No quarto dia do julgamento do caso Henry Borel, a estudante de turismo Kaylane de Oliveira Duarte Pereira, de 18 anos, prestou depoimento nesta quinta-feira (28) e relatou ter sido vítima de agressões pelo ex-vereador Jairo Souza Santos Júnior, o Dr. Jairinho. A jovem é filha de Natasha de Oliveira Machado, ex-namorada de Jairinho, que responde pela morte do menino Henry Borel, de 4 anos, ocorrida em março de 2021.
Kaylane contou que conheceu Jairinho aos 3 anos, quando sua mãe iniciou o relacionamento com o então vereador. O vínculo durou até seus 7 anos, período em que, segundo ela, os episódios de agressão ocorreram. Em seu relato, que foi feito sem a presença de Jairinho no plenário a pedido da testemunha, Kaylane descreveu momentos de violência física.

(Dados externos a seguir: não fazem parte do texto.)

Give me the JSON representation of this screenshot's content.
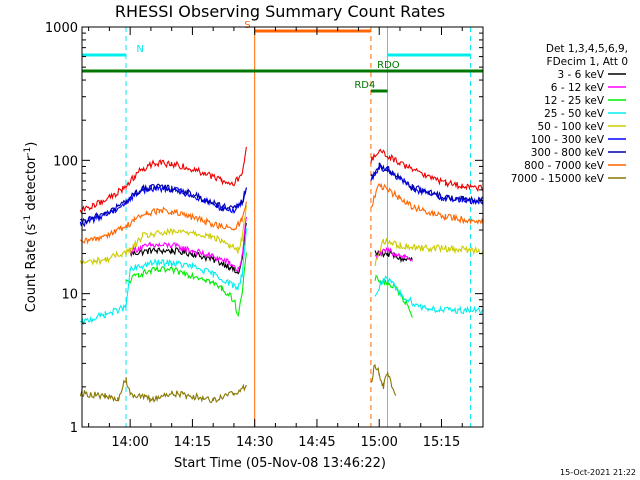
{
  "chart_data": {
    "type": "line",
    "title": "RHESSI Observing Summary Count Rates",
    "xlabel": "Start Time (05-Nov-08 13:46:22)",
    "ylabel": "Count Rate (s",
    "ylabel_sup": "-1",
    "ylabel_mid": " detector",
    "ylabel_end": ")",
    "y_scale": "log",
    "ylim": [
      1,
      1000
    ],
    "xlim_minutes": [
      -11.6,
      85.0
    ],
    "x_ticks": [
      {
        "m": 0,
        "label": "14:00"
      },
      {
        "m": 15,
        "label": "14:15"
      },
      {
        "m": 30,
        "label": "14:30"
      },
      {
        "m": 45,
        "label": "14:45"
      },
      {
        "m": 60,
        "label": "15:00"
      },
      {
        "m": 75,
        "label": "15:15"
      }
    ],
    "y_ticks": [
      {
        "v": 1,
        "label": "1"
      },
      {
        "v": 10,
        "label": "10"
      },
      {
        "v": 100,
        "label": "100"
      },
      {
        "v": 1000,
        "label": "1000"
      }
    ],
    "legend_header": [
      "Det 1,3,4,5,6,9,",
      "FDecim 1, Att 0"
    ],
    "footer_date": "15-Oct-2021 21:22",
    "series": [
      {
        "name": "3 - 6 keV",
        "color": "#000000",
        "points": [
          [
            0,
            20
          ],
          [
            5,
            21
          ],
          [
            10,
            21
          ],
          [
            15,
            20
          ],
          [
            20,
            18
          ],
          [
            24,
            16
          ],
          [
            26,
            14
          ],
          [
            27,
            18
          ],
          [
            28,
            35
          ],
          [
            59,
            20
          ],
          [
            62,
            20
          ],
          [
            64,
            19
          ],
          [
            66,
            18
          ],
          [
            68,
            18
          ]
        ]
      },
      {
        "name": "6 - 12 keV",
        "color": "#ff00ff",
        "points": [
          [
            0,
            21
          ],
          [
            5,
            23
          ],
          [
            10,
            23
          ],
          [
            15,
            21
          ],
          [
            20,
            19
          ],
          [
            24,
            17
          ],
          [
            26,
            15
          ],
          [
            27,
            19
          ],
          [
            28,
            38
          ],
          [
            59,
            19
          ],
          [
            62,
            21
          ],
          [
            64,
            20
          ],
          [
            66,
            19
          ],
          [
            68,
            18
          ]
        ]
      },
      {
        "name": "12 - 25 keV",
        "color": "#00ee00",
        "points": [
          [
            -1,
            12
          ],
          [
            2,
            14
          ],
          [
            6,
            15
          ],
          [
            10,
            15
          ],
          [
            14,
            14
          ],
          [
            18,
            13
          ],
          [
            22,
            11
          ],
          [
            25,
            9
          ],
          [
            26,
            7
          ],
          [
            27,
            10
          ],
          [
            28,
            20
          ],
          [
            59,
            13
          ],
          [
            62,
            12
          ],
          [
            64,
            11
          ],
          [
            66,
            9
          ],
          [
            68,
            7
          ]
        ]
      },
      {
        "name": "25 - 50 keV",
        "color": "#00eeee",
        "points": [
          [
            -12,
            6
          ],
          [
            -9,
            6.5
          ],
          [
            -6,
            7
          ],
          [
            -3,
            7.5
          ],
          [
            -1,
            8
          ],
          [
            0,
            15
          ],
          [
            5,
            17
          ],
          [
            10,
            17
          ],
          [
            15,
            16
          ],
          [
            20,
            14
          ],
          [
            24,
            12
          ],
          [
            26,
            11
          ],
          [
            27,
            14
          ],
          [
            28,
            30
          ],
          [
            59,
            9.5
          ],
          [
            61,
            13
          ],
          [
            63,
            12
          ],
          [
            65,
            10
          ],
          [
            67,
            9
          ],
          [
            70,
            8
          ],
          [
            75,
            7.5
          ],
          [
            85,
            7.5
          ]
        ]
      },
      {
        "name": "50 - 100 keV",
        "color": "#cccc00",
        "points": [
          [
            -12,
            17
          ],
          [
            -6,
            18
          ],
          [
            -2,
            20
          ],
          [
            0,
            21
          ],
          [
            3,
            27
          ],
          [
            6,
            28
          ],
          [
            10,
            29
          ],
          [
            15,
            29
          ],
          [
            19,
            27
          ],
          [
            22,
            25
          ],
          [
            24,
            23
          ],
          [
            26,
            21
          ],
          [
            27,
            26
          ],
          [
            28,
            45
          ],
          [
            59,
            17
          ],
          [
            61,
            25
          ],
          [
            63,
            24
          ],
          [
            65,
            23
          ],
          [
            70,
            22
          ],
          [
            75,
            22
          ],
          [
            85,
            21
          ]
        ]
      },
      {
        "name": "100 - 300 keV",
        "color": "#0000ff",
        "points": [
          [
            -12,
            33
          ],
          [
            -8,
            37
          ],
          [
            -4,
            42
          ],
          [
            -1,
            48
          ],
          [
            1,
            55
          ],
          [
            3,
            60
          ],
          [
            6,
            62
          ],
          [
            10,
            61
          ],
          [
            14,
            56
          ],
          [
            18,
            50
          ],
          [
            22,
            44
          ],
          [
            25,
            42
          ],
          [
            27,
            48
          ],
          [
            28,
            62
          ],
          [
            58,
            70
          ],
          [
            60,
            90
          ],
          [
            62,
            85
          ],
          [
            65,
            72
          ],
          [
            68,
            62
          ],
          [
            72,
            56
          ],
          [
            76,
            52
          ],
          [
            80,
            50
          ],
          [
            85,
            49
          ]
        ]
      },
      {
        "name": "300 - 800 keV",
        "color": "#0000aa",
        "points": [
          [
            -12,
            34
          ],
          [
            -8,
            38
          ],
          [
            -4,
            43
          ],
          [
            -1,
            49
          ],
          [
            1,
            56
          ],
          [
            3,
            61
          ],
          [
            6,
            63
          ],
          [
            10,
            62
          ],
          [
            14,
            57
          ],
          [
            18,
            51
          ],
          [
            22,
            45
          ],
          [
            25,
            43
          ],
          [
            27,
            49
          ],
          [
            28,
            63
          ],
          [
            58,
            72
          ],
          [
            60,
            92
          ],
          [
            62,
            86
          ],
          [
            65,
            74
          ],
          [
            68,
            63
          ],
          [
            72,
            57
          ],
          [
            76,
            53
          ],
          [
            80,
            51
          ],
          [
            85,
            50
          ]
        ]
      },
      {
        "name": "800 - 7000 keV",
        "color": "#ff6600",
        "points": [
          [
            -12,
            24
          ],
          [
            -8,
            26
          ],
          [
            -4,
            29
          ],
          [
            -1,
            32
          ],
          [
            1,
            36
          ],
          [
            4,
            40
          ],
          [
            7,
            42
          ],
          [
            10,
            41
          ],
          [
            14,
            38
          ],
          [
            18,
            35
          ],
          [
            22,
            32
          ],
          [
            25,
            30
          ],
          [
            27,
            36
          ],
          [
            28,
            50
          ],
          [
            58,
            45
          ],
          [
            60,
            65
          ],
          [
            62,
            60
          ],
          [
            65,
            52
          ],
          [
            68,
            45
          ],
          [
            72,
            40
          ],
          [
            76,
            38
          ],
          [
            80,
            36
          ],
          [
            85,
            35
          ]
        ]
      },
      {
        "name": "7000 - 15000 keV",
        "color": "#887700",
        "points": [
          [
            -12,
            1.8
          ],
          [
            -6,
            1.7
          ],
          [
            -3,
            1.6
          ],
          [
            -1,
            2.3
          ],
          [
            0,
            1.8
          ],
          [
            5,
            1.6
          ],
          [
            10,
            1.8
          ],
          [
            15,
            1.7
          ],
          [
            20,
            1.6
          ],
          [
            25,
            1.8
          ],
          [
            28,
            2.0
          ],
          [
            58,
            2.1
          ],
          [
            59,
            3.0
          ],
          [
            60,
            2.5
          ],
          [
            61,
            2.0
          ],
          [
            62,
            2.6
          ],
          [
            64,
            1.7
          ]
        ]
      }
    ],
    "red_series": {
      "color": "#ee0000",
      "points": [
        [
          -12,
          42
        ],
        [
          -8,
          47
        ],
        [
          -4,
          55
        ],
        [
          -1,
          63
        ],
        [
          1,
          76
        ],
        [
          3,
          87
        ],
        [
          6,
          95
        ],
        [
          10,
          94
        ],
        [
          14,
          88
        ],
        [
          18,
          80
        ],
        [
          22,
          70
        ],
        [
          25,
          66
        ],
        [
          27,
          80
        ],
        [
          28,
          130
        ],
        [
          58,
          100
        ],
        [
          60,
          120
        ],
        [
          62,
          110
        ],
        [
          65,
          95
        ],
        [
          68,
          85
        ],
        [
          72,
          75
        ],
        [
          76,
          68
        ],
        [
          80,
          64
        ],
        [
          85,
          62
        ]
      ]
    },
    "state_bars": [
      {
        "label": "N",
        "color": "#00eeee",
        "y_level": 0.93,
        "segments": [
          [
            -11.6,
            -1
          ],
          [
            62,
            82
          ]
        ],
        "label_m": 1.5
      },
      {
        "label": "S",
        "color": "#ff6600",
        "y_level": 0.99,
        "segments": [
          [
            30,
            58
          ]
        ],
        "label_m": 27.5
      },
      {
        "label": "RDO",
        "color": "#007700",
        "y_level": 0.89,
        "segments": [
          [
            -11.6,
            85
          ]
        ],
        "label_m": 59.5
      },
      {
        "label": "RD4",
        "color": "#007700",
        "y_level": 0.84,
        "segments": [
          [
            58,
            62
          ]
        ],
        "label_m": 54
      }
    ],
    "markers": [
      {
        "color": "#00eeee",
        "dashed": true,
        "m": -1
      },
      {
        "color": "#ff6600",
        "dashed": false,
        "m": 30
      },
      {
        "color": "#ff6600",
        "dashed": true,
        "m": 58
      },
      {
        "color": "#00eeee",
        "dashed": false,
        "m": 62
      },
      {
        "color": "#00eeee",
        "dashed": true,
        "m": 82
      }
    ]
  }
}
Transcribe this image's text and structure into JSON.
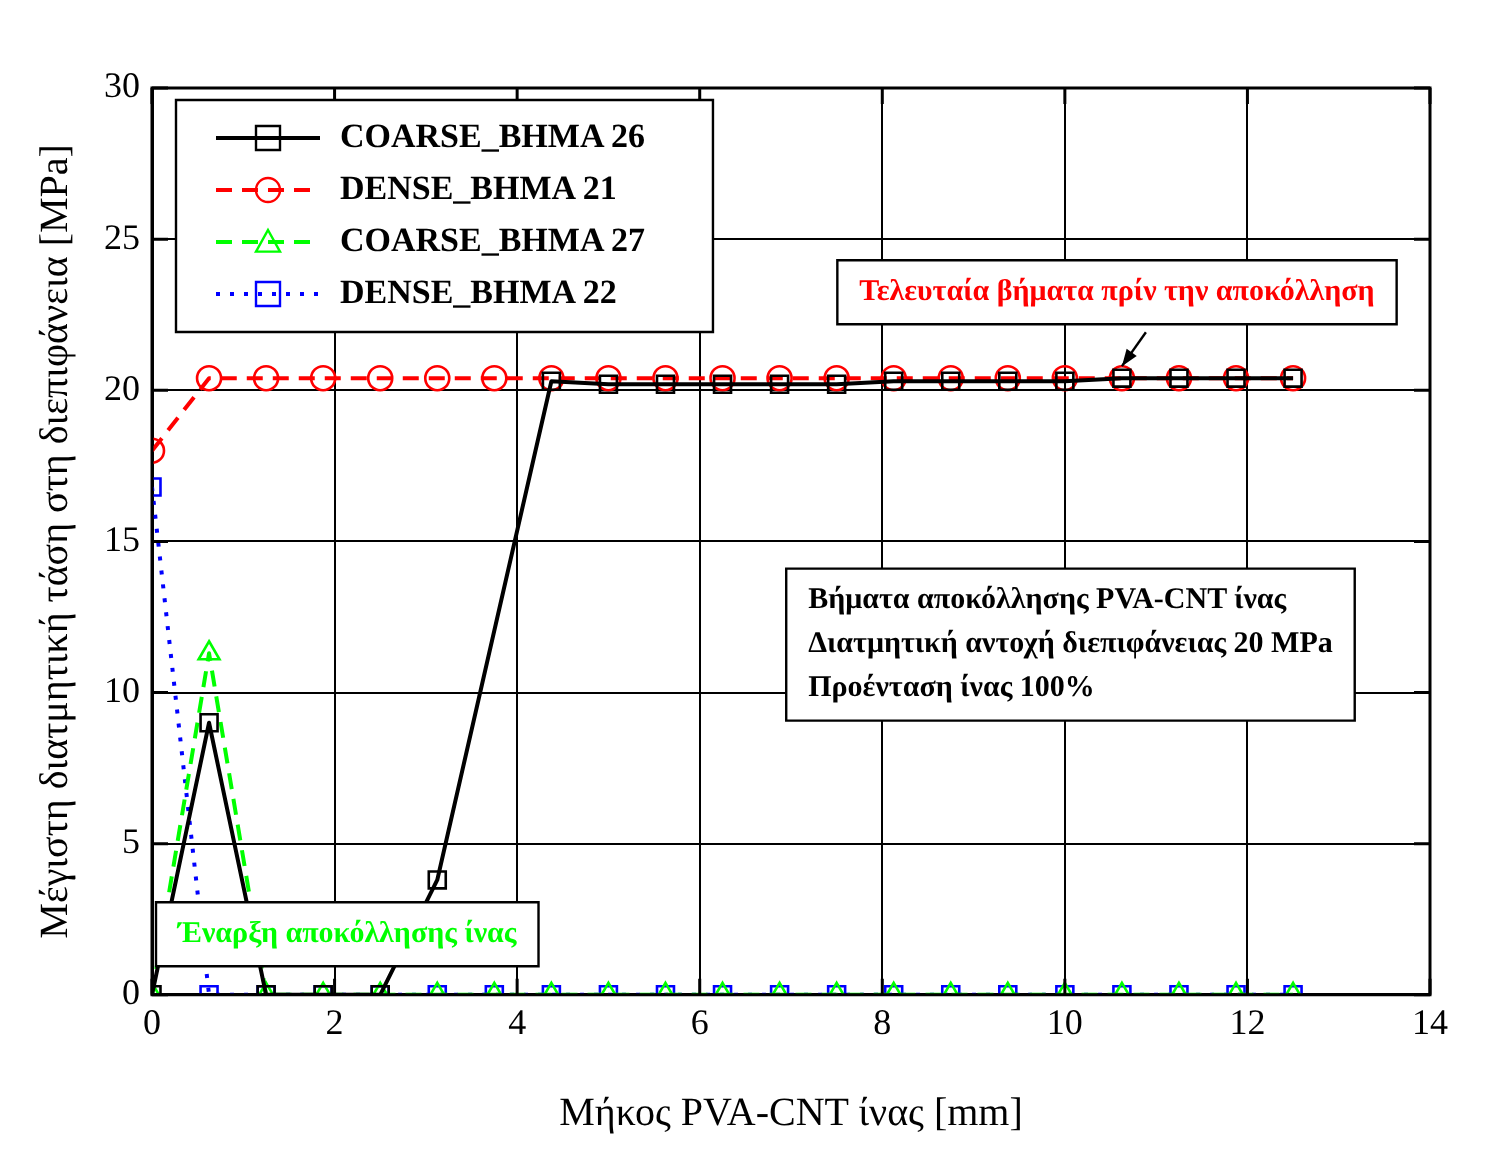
{
  "chart_data": {
    "type": "line",
    "xlabel": "Μήκος PVA-CNT ίνας [mm]",
    "ylabel": "Μέγιστη διατμητική τάση στη διεπιφάνεια [MPa]",
    "x": [
      0,
      0.625,
      1.25,
      1.875,
      2.5,
      3.125,
      3.75,
      4.375,
      5,
      5.625,
      6.25,
      6.875,
      7.5,
      8.125,
      8.75,
      9.375,
      10,
      10.625,
      11.25,
      11.875,
      12.5
    ],
    "series": [
      {
        "name": "COARSE_BHMA 26",
        "color": "#000000",
        "marker": "square",
        "line_style": "solid",
        "x": [
          0,
          0.625,
          1.25,
          1.875,
          2.5,
          3.125,
          4.375,
          5,
          5.625,
          6.25,
          6.875,
          7.5,
          8.125,
          8.75,
          9.375,
          10,
          10.625,
          11.25,
          11.875,
          12.5
        ],
        "values": [
          0,
          9,
          0,
          0,
          0,
          3.8,
          20.3,
          20.2,
          20.2,
          20.2,
          20.2,
          20.2,
          20.3,
          20.3,
          20.3,
          20.3,
          20.4,
          20.4,
          20.4,
          20.4
        ]
      },
      {
        "name": "DENSE_BHMA 21",
        "color": "#ff0000",
        "marker": "circle",
        "line_style": "dashed",
        "values": [
          18,
          20.4,
          20.4,
          20.4,
          20.4,
          20.4,
          20.4,
          20.4,
          20.4,
          20.4,
          20.4,
          20.4,
          20.4,
          20.4,
          20.4,
          20.4,
          20.4,
          20.4,
          20.4,
          20.4,
          20.4
        ]
      },
      {
        "name": "COARSE_BHMA 27",
        "color": "#00ff00",
        "marker": "triangle",
        "line_style": "dashed",
        "values": [
          0,
          11.3,
          0,
          0,
          0,
          0,
          0,
          0,
          0,
          0,
          0,
          0,
          0,
          0,
          0,
          0,
          0,
          0,
          0,
          0,
          0
        ]
      },
      {
        "name": "DENSE_BHMA 22",
        "color": "#0000ff",
        "marker": "square",
        "line_style": "dotted",
        "values": [
          16.8,
          0,
          0,
          0,
          0,
          0,
          0,
          0,
          0,
          0,
          0,
          0,
          0,
          0,
          0,
          0,
          0,
          0,
          0,
          0,
          0
        ]
      }
    ],
    "xlim": [
      0,
      14
    ],
    "xticks": [
      0,
      2,
      4,
      6,
      8,
      10,
      12,
      14
    ],
    "ylim": [
      0,
      30
    ],
    "yticks": [
      0,
      5,
      10,
      15,
      20,
      25,
      30
    ],
    "grid": true,
    "legend": "top left",
    "annotations": [
      {
        "text": "Τελευταία βήματα πρίν την αποκόλληση",
        "x": 10.625,
        "y": 20.4
      },
      "Βήματα αποκόλλησης PVA-CNT ίνας\nΔιατμητική αντοχή διεπιφάνειας 20 MPa\nΠροένταση ίνας 100%",
      "Έναρξη αποκόλλησης ίνας"
    ]
  }
}
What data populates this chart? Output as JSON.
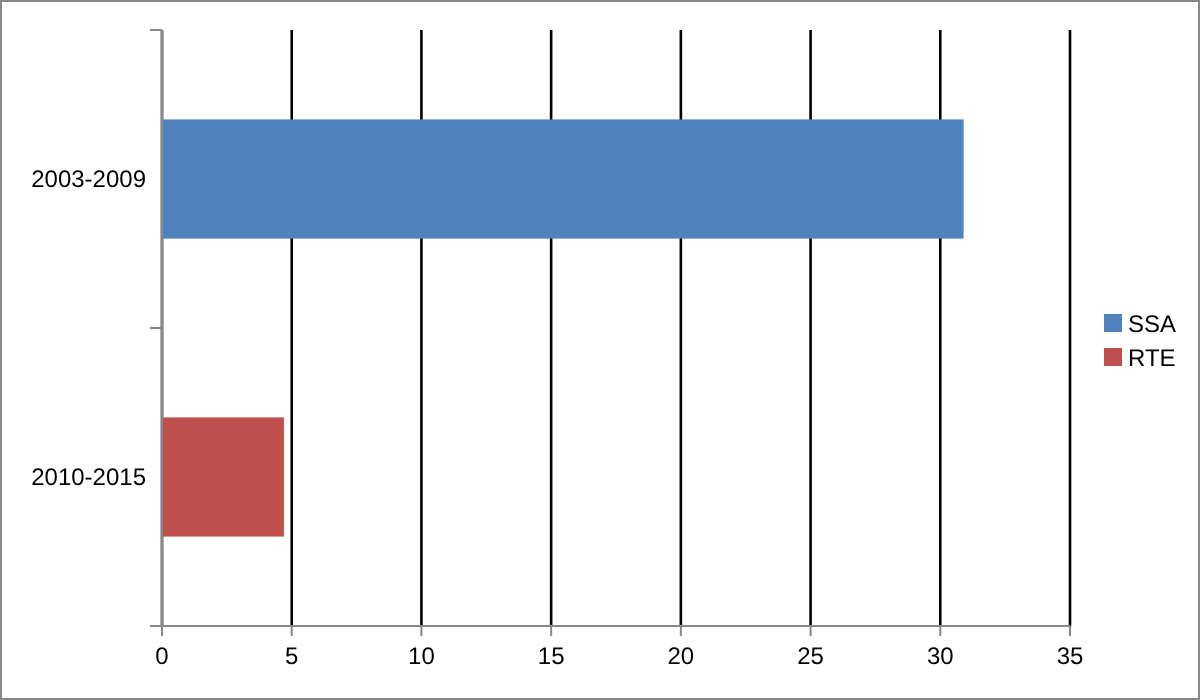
{
  "chart_data": {
    "type": "bar",
    "orientation": "horizontal",
    "stacked": true,
    "categories": [
      "2003-2009",
      "2010-2015"
    ],
    "series": [
      {
        "name": "SSA",
        "color": "#4f81bd",
        "values": [
          30.9,
          null
        ]
      },
      {
        "name": "RTE",
        "color": "#c0504d",
        "values": [
          null,
          4.7
        ]
      }
    ],
    "xlim": [
      0,
      35
    ],
    "xticks": [
      0,
      5,
      10,
      15,
      20,
      25,
      30,
      35
    ],
    "grid": "x",
    "legend": "right"
  }
}
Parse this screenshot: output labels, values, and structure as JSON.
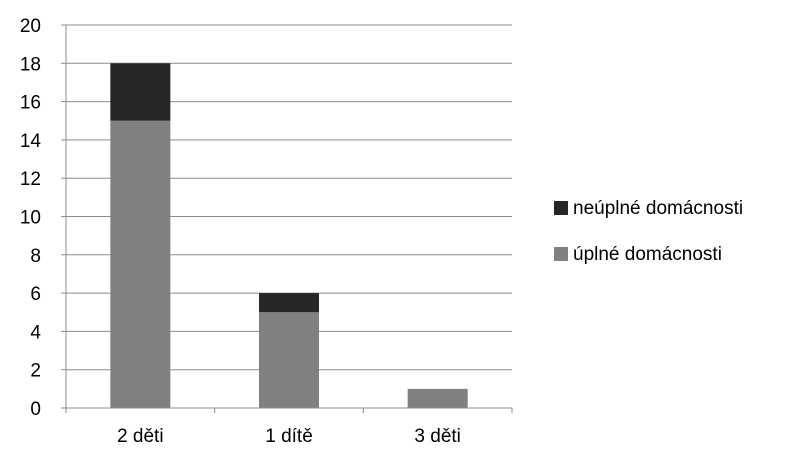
{
  "chart_data": {
    "type": "bar",
    "stacked": true,
    "categories": [
      "2 děti",
      "1 dítě",
      "3 děti"
    ],
    "series": [
      {
        "name": "úplné domácnosti",
        "values": [
          15,
          5,
          1
        ],
        "color": "#808080"
      },
      {
        "name": "neúplné domácnosti",
        "values": [
          3,
          1,
          0
        ],
        "color": "#262626"
      }
    ],
    "title": "",
    "xlabel": "",
    "ylabel": "",
    "ylim": [
      0,
      20
    ],
    "yticks": [
      "0",
      "2",
      "4",
      "6",
      "8",
      "10",
      "12",
      "14",
      "16",
      "18",
      "20"
    ],
    "grid": true,
    "legend": {
      "position": "right",
      "items": [
        "neúplné domácnosti",
        "úplné domácnosti"
      ]
    }
  }
}
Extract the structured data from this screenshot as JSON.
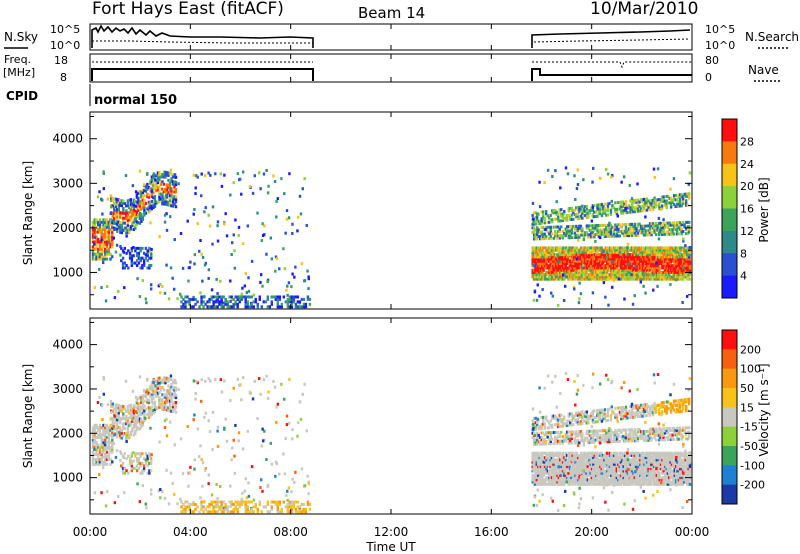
{
  "header": {
    "station": "Fort Hays East (fitACF)",
    "beam": "Beam 14",
    "date": "10/Mar/2010"
  },
  "noise_panel": {
    "left_label": "N.Sky",
    "left_ticks": [
      "10^5",
      "10^0"
    ],
    "right_ticks": [
      "10^5",
      "10^0"
    ],
    "right_label": "N.Search"
  },
  "freq_panel": {
    "left_label_1": "Freq.",
    "left_label_2": "[MHz]",
    "left_ticks": [
      "18",
      "8"
    ],
    "right_ticks": [
      "80",
      "0"
    ],
    "right_label": "Nave"
  },
  "cpid_panel": {
    "label": "CPID",
    "mode": "normal 150"
  },
  "chart_data": [
    {
      "type": "heatmap",
      "name": "power",
      "ylabel": "Slant Range [km]",
      "ylim": [
        180,
        4600
      ],
      "yticks": [
        "1000",
        "2000",
        "3000",
        "4000"
      ],
      "colorbar_label": "Power [dB]",
      "colorbar_ticks": [
        "4",
        "8",
        "12",
        "16",
        "20",
        "24",
        "28"
      ],
      "colors": [
        "#1a1aff",
        "#2a4fd0",
        "#2e8a8a",
        "#3ca45a",
        "#8bd23a",
        "#f7c21a",
        "#f77a10",
        "#ff1010"
      ],
      "xlim": [
        0,
        24
      ],
      "data_gap_hours": [
        8.8,
        17.6
      ]
    },
    {
      "type": "heatmap",
      "name": "velocity",
      "ylabel": "Slant Range [km]",
      "ylim": [
        180,
        4600
      ],
      "yticks": [
        "1000",
        "2000",
        "3000",
        "4000"
      ],
      "colorbar_label": "Velocity [m s⁻¹]",
      "colorbar_ticks": [
        "200",
        "100",
        "50",
        "15",
        "-15",
        "-50",
        "-100",
        "-200"
      ],
      "colors": [
        "#1a3aa8",
        "#1f7fd0",
        "#3ca45a",
        "#8bd23a",
        "#c8c8c0",
        "#f7c21a",
        "#f79a10",
        "#f76010",
        "#ff1010"
      ],
      "xlim": [
        0,
        24
      ],
      "data_gap_hours": [
        8.8,
        17.6
      ]
    }
  ],
  "x_axis": {
    "ticks": [
      "00:00",
      "04:00",
      "08:00",
      "12:00",
      "16:00",
      "20:00",
      "00:00"
    ],
    "label": "Time UT"
  }
}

“Era tudo junto, ele pegava a minha cabeça, ficava batendo na quinta, depois torcia o meu braço, me dava moca [socos na cabeça], ia repetindo e depois eu ia embora para casa”, disse a estudante, que se emocionou durante o depoimento. Ela esclareceu que, apesar de não ter morado com o casal, passava tempo com eles e também sozinha com o ex-vereador. Monique Medeiros, mãe de Henry e também ré no processo, acompanhou o testemunho.
A jovem relatou episódios de violência em um local que acredita ser um motel, onde ocorriam afogamentos simulados em uma piscina. “Na piscina, ele me afogava com o pé na minha barriga até eu encostar no chão. Ele me soltava, eu subia, respirava um pouco, e ele me afundava com o pé”, relembrou Kaylane. Ela negou ter sofrido abuso sexual, mas confirmou que Jairinho a instruía a não contar sobre a violência para sua mãe, sob o pretexto de não entristecê-la.
Kaylane também afirmou que ouvia do ex-vereador que ela atrapalhava a vida do casal. “Ele falava que, se eu não existisse, se fossem só ele e a minha mãe, iria ser muito melhor, que eu atrapalhava. Se eu não existisse, ela poderia viajar. Seria melhor se eu não estivesse ali”, relatou. A estudante revelou que desenvolveu medo de Jairinho, chegando a vomitar ao ver o carro dele se aproximando.
A jovem só compartilhou os detalhes da violência com sua mãe e avó cerca de um ano após o fim do relacionamento, após assistir a um programa de TV que a fez relembrar os fatos. Ao saber da repercussão do caso Henry Borel, Kaylane sentiu um “gatilho” que a levou a se sentir culpada por não ter revelado antes, o que a motivou a incentivar sua mãe a procurar Leniel Borel, pai de Henry, para colaborar com o caso e evitar que situações semelhantes se repitam.
Natasha Machado, mãe de Kaylane, confirmou o relato da filha e adicionou que suspeitava que Jairinho a dopava. Ela relatou ter flagrado o ex-vereador tirando Kaylane da cama em uma madrugada, após simular ter tomado um comprimido. Natasha também mencionou ter sofrido violência psicológica após o término do relacionamento, como a disseminação de uma foto íntima sua com o intuito de impedi-la de seguir em frente. Ela e Kaylane decidiram, em conjunto, procurar Leniel Borel para relatar os episódios.
O julgamento também contou com a presença do defensor de Jairinho, Fabiano Lopes, que havia se ausentado por motivos de saúde. Outras testemunhas, incluindo ex-namoradas de Jairinho e familiares de vítimas de supostas agressões, estão previstas para depor. Jairinho é acusado de homicídio qualificado e tortura, enquanto Monique Medeiros responde por homicídio, tortura e fraude processual, entre outros crimes.